The book is a quick and engaging read, which helps explain
its longstanding perch on bestseller lists and conspicuous ubiquity at
bookstores nationwide. The story is set in Leningrad in the waning days of
World War II, when the city is under siege and its residents are starving. The
narrative is carried by the fictional author’s grandpa, a former solider who
had settled in America in the decades after the told escapades. We thus know,
right off the bat, that the hero, Lev, will make it -- a no small
matter given the number of bullets flying toward him over those 200-plus pages.
The grandson narrator freely acknowledges that, as a writer,
he has taken some liberties with Lev’s story. But by the time the story ends,
it becomes clear that this is a colossal understatement. The plot is
delightfully absurd. Lev gets caught looting a corpse and faces imprisonment or
worse. As he is detained, he meets another man in a similar predicament, a
muscular, sex-crazed, salty-tongued companion named Kolya. The odd couple has
an unusual assignment -- find a dozen eggs and deliver them to a Soviet colonel,
who needs the eggs for a wedding cake for his daughter. So far so good. But
what begins as a bleak but brisk-paced tale full of dark-humored naturalism
gets bogged down in fake pathos and over-the-top action. The comically absurd
becomes the painfully absurd as Bentioff, scraps emotional honesty in favor of
fake pathos and over-the-top action scenes that would be better placed in
Tarantino movie than in a book of historical fiction. The pages turn quickly
but the book disappointedly devolves into action-packed melodrama -- a “Water for Elephants” with testicles.
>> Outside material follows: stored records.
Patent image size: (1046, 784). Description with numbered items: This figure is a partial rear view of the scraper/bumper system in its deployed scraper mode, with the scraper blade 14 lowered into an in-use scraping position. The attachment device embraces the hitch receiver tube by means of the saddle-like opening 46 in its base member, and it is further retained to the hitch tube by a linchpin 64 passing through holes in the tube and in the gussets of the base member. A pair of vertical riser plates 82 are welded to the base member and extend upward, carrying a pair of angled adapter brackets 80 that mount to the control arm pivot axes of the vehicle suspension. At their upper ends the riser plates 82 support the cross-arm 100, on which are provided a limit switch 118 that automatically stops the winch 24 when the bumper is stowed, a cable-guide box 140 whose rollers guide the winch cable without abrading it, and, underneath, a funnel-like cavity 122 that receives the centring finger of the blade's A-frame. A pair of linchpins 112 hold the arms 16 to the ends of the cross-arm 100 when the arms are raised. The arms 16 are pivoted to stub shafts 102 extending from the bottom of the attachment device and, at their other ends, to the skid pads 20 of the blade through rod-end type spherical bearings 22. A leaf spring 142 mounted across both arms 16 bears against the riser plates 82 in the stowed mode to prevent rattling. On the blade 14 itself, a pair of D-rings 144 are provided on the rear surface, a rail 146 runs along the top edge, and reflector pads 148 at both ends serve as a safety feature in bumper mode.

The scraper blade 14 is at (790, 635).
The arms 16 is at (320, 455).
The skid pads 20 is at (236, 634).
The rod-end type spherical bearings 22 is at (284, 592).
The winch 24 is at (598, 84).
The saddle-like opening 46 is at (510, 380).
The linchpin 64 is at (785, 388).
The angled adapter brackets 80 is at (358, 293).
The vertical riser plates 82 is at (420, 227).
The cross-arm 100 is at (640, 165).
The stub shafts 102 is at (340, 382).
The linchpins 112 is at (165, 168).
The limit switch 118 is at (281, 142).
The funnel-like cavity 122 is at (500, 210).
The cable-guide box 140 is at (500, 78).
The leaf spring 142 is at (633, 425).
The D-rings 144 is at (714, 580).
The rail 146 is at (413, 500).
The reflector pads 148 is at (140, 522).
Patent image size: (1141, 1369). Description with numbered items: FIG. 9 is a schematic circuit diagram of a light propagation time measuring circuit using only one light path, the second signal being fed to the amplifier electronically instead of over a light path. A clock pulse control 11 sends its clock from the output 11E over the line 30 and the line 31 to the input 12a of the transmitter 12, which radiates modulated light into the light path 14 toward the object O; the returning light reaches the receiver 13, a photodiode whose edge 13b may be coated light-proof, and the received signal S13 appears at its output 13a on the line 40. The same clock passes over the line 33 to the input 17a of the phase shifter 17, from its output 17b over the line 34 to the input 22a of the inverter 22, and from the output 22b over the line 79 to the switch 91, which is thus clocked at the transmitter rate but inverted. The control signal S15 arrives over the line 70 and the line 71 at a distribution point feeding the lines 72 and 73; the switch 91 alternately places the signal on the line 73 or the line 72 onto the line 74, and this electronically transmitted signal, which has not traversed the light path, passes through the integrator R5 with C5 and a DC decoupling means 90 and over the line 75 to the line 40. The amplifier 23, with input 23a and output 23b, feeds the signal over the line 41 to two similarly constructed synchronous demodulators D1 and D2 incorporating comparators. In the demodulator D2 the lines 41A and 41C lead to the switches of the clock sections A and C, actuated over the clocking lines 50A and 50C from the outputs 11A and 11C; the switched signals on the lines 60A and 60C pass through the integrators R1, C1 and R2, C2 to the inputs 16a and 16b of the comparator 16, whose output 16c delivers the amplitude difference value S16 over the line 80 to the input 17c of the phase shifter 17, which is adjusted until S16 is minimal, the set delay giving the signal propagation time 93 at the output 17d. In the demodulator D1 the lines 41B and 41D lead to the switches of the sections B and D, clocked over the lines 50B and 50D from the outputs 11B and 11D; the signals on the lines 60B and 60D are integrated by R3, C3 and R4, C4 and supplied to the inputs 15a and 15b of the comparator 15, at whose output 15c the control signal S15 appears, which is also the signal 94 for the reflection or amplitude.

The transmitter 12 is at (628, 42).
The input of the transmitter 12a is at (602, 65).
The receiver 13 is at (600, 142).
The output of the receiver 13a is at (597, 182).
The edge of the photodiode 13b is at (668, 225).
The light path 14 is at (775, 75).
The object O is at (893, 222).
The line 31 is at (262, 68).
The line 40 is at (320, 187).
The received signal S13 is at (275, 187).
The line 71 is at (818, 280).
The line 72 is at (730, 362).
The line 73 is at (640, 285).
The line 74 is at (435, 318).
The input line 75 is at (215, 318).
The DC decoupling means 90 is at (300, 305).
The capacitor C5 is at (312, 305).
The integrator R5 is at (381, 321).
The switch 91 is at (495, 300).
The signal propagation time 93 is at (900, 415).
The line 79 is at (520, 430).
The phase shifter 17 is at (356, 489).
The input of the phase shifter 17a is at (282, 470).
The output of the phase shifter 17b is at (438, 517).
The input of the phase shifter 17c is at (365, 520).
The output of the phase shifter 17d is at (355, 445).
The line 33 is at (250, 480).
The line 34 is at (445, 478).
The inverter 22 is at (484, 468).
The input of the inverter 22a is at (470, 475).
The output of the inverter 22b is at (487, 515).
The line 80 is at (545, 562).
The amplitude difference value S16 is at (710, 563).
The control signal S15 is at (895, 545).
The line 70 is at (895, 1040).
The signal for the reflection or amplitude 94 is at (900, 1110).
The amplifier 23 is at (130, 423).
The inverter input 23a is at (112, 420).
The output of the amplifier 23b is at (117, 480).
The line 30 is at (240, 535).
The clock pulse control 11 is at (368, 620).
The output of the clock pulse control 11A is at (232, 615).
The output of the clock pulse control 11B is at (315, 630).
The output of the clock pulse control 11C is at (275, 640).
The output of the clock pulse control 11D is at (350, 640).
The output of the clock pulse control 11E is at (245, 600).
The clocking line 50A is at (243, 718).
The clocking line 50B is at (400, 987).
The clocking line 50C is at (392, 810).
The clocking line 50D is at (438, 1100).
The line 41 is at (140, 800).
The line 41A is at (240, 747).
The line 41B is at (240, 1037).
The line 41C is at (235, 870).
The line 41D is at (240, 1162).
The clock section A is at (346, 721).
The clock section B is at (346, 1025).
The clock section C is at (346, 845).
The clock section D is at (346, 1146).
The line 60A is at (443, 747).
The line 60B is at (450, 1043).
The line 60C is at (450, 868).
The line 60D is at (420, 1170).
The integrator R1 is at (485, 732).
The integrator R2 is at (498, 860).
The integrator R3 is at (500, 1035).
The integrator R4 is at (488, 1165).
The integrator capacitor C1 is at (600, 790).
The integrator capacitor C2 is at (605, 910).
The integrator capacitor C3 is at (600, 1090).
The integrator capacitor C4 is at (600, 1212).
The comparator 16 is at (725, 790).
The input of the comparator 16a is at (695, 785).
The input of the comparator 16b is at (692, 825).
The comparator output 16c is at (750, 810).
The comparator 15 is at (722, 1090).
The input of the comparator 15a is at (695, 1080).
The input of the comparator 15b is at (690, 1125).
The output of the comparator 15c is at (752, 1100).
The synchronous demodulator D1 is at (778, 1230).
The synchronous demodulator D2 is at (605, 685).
Sure, there are plenty of smiles and tears to complement the bullets and
grenades, but the laughs are generally triggered dirty jokes and the tears are
those of melodrama. But the lingering feeling after the final page is one of
frustration and disappointment at the wasted opportunity. Bentioff is a
Hollywood screenwriter, not a historian, which explains why “City of Thieves”
is the way it is. He is a gifted and engaging storyteller, which helps explain
the book’s success and which makes it a fine airplane companion. Unfortunately,
a reader hungry for a meatier, weightier war story, with emotional honesty and fare should scour elsewhere.